Consulting police and lawyers has become a part of Florida abortion providers’ work
Miami family medicine physician Chelsea Daniels couldn’t help a 20-year-old patient seeking an abortion about a month ago she because she lacked the documentation the state requires to terminate pregnancies resulting from rape.
Daniels, who works at a Planned Parenthood clinic, and three other physicians talked about how Florida’s six-week abortion ban has prevented them from providing care during a press conference Wednesday held by Floridians Protecting Freedom, sponsor of the proposed state constitutional amendment that would protect abortion access until viability.
The 20-year-old patient only spoke Spanish, Daniels said, and police turned her away when she tried to report the crime on the patient’s behalf because the attack had happened in a different county. That woman had to travel out of Florida to get the abortion, Daniels said.
Under state law, people who get pregnant as a result of rape, incest, or human trafficking can secure abortions up to 15 weeks, but they must show a restraining order, police report, medical record, or court document showing that a crime is the reason they want to terminate the pregnancy.
“I am not a lawyer. I am not a member of the police force, and yet I and my colleagues are being asked to look at documentation like this,” Daniels said.

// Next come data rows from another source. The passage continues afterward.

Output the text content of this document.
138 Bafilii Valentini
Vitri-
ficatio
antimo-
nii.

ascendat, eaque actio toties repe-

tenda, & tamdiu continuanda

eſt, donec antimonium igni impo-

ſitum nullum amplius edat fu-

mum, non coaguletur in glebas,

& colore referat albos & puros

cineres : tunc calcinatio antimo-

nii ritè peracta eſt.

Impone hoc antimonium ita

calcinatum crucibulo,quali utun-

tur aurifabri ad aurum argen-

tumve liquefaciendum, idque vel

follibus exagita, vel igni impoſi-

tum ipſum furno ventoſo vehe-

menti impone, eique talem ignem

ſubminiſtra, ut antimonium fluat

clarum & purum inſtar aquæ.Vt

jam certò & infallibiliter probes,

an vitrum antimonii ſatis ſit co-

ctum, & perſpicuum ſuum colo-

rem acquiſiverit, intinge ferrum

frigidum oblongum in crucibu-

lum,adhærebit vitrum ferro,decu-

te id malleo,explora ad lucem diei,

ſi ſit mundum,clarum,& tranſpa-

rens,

Data outlines how often the exceptions lead to abortions
The Florida Agency for Health Care Administration keeps track of the reasons people get abortions. The latest data show four people terminated their pregnancies in the first trimester because of incest, 68 abortions took place because of rape, and human trafficking has not been cited as a reason for the procedure. The six-week abortion ban went into effect on May 1, and the AHCA report includes abortions performed since the beginning of the year.

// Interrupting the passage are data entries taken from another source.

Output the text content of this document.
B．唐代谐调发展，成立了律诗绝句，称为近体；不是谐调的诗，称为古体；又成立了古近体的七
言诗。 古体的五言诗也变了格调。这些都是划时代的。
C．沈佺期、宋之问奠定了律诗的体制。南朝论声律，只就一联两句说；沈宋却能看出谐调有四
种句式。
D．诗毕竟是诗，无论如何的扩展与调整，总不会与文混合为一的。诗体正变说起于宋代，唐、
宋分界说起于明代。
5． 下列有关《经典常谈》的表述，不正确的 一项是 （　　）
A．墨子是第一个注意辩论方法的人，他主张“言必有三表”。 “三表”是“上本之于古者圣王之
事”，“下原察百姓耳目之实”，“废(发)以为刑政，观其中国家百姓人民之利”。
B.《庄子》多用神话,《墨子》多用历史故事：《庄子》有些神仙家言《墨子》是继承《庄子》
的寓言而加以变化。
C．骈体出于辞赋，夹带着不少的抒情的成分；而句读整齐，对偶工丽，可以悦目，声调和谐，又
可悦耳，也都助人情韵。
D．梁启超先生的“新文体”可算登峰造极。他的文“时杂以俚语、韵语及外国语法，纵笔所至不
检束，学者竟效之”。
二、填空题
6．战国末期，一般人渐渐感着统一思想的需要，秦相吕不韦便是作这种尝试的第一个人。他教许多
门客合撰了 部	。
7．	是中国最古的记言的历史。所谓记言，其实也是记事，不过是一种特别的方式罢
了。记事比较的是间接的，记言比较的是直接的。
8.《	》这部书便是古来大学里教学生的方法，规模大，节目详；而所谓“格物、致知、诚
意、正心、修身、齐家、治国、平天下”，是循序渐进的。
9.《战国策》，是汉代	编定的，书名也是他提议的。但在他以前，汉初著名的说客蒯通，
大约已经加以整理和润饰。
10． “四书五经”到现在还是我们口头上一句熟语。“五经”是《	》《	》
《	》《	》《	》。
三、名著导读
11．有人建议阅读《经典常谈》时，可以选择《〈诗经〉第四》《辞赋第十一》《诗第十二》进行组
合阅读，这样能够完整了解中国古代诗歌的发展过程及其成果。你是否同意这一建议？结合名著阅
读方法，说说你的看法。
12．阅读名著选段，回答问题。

Learn about Florida’s pregnancy care laws and efforts to provide transparent health care here: pic.twitter.com/lWNfyWEIW4
— Florida AHCA (@AHCA_FL) September 9, 2024
“Abortions are available before a child’s heartbeat is detected, and in cases of rape or incest, and at all points in pregnancy to save the life and health of the mother,” a voice narrates in a video AHCA posted directing people to a controversial webpage claiming the abortion-rights Amendment 4 “threatens women’s safety.”
Michelle Quesada, vice president for communications for Planned Parenthood of Southeast and North Florida, said a patient who was seven weeks pregnant and reported being raped didn’t know that she had to provide documentation about the crime.
Quesada said she called the police to discuss what kinds of documents would meet the criteria for the exception after the patient reported the crime. The officer informed Quesada that the only information the clinic could obtain at the time was a case number, she said.
Other exceptions in the state’s six-week abortion ban require two doctors to certify that the termination of the pregnancy is necessary to “save the pregnant woman’s life or avert a serious risk of substantial and irreversible physical impairment of a major bodily function of the pregnant woman.” A single physician can approve the procedure if no other doctor is available.
Abortions to the third trimester are legal if the fetus has a fatal abnormality.
The accounts physicians shared during the press conference echoed those of 25 physicians, genetic counselors, and clinicians at the center of a report Physicians for Human Rights published Tuesday. That report concluded that the state’s abortion restrictions have created an “unworkable legal landscape.”
Partaking in lengthy discussions about patients falling in grey areas of the abortion ban’s exceptions delays care for all patients, Daniels said.
“When I see a patient who I think may meet an exception, rather than being able to just use the medical part of my brain, I’m suddenly having to delay care for that patient and, realistically, delay care for every single one of the other patients on my schedule that day as I call the lawyers,” she said. “And lawyers are extremely helpful, but I’m suddenly having a legal conversation, and they’re suddenly having a medical conversation.”
But Tammy McCarus, an OB-GYN from an Orlando suburb, wrote in a statement to Florida Phoenix that the current abortion ban allows her to treat patients. She is a member of Florida Physicians Against Amendment 4.
“The truth is, while Florida’s current law allows me to intervene and care for my patients at any time in pregnancy if they are facing serious complications, Amendment 4 would eliminate vital health and safety standards for women obtaining abortion and even permit non-doctors to refer for the procedure.”
The proponents of Amendment 4 have denied that the amendment would undo safety standards because the amendment targets laws that prohibit, penalize, delay, or restrict abortion. They also say that healthcare providers already have to abide by their specialties’ scope of practice, meaning that those without training to perform an abortion wouldn’t be able to do so.
“Terms like health and healthcare provider are terms that are well established across Florida’s legal framework, ensuring that their meetings are neither vague nor open to expansive interpretation,” said Keisha Mulfort, the senior communications strategist for the ACLU of Florida. “You wouldn’t go to a dentist for heart surgery, nor would you go to a massage therapist for abortion care.”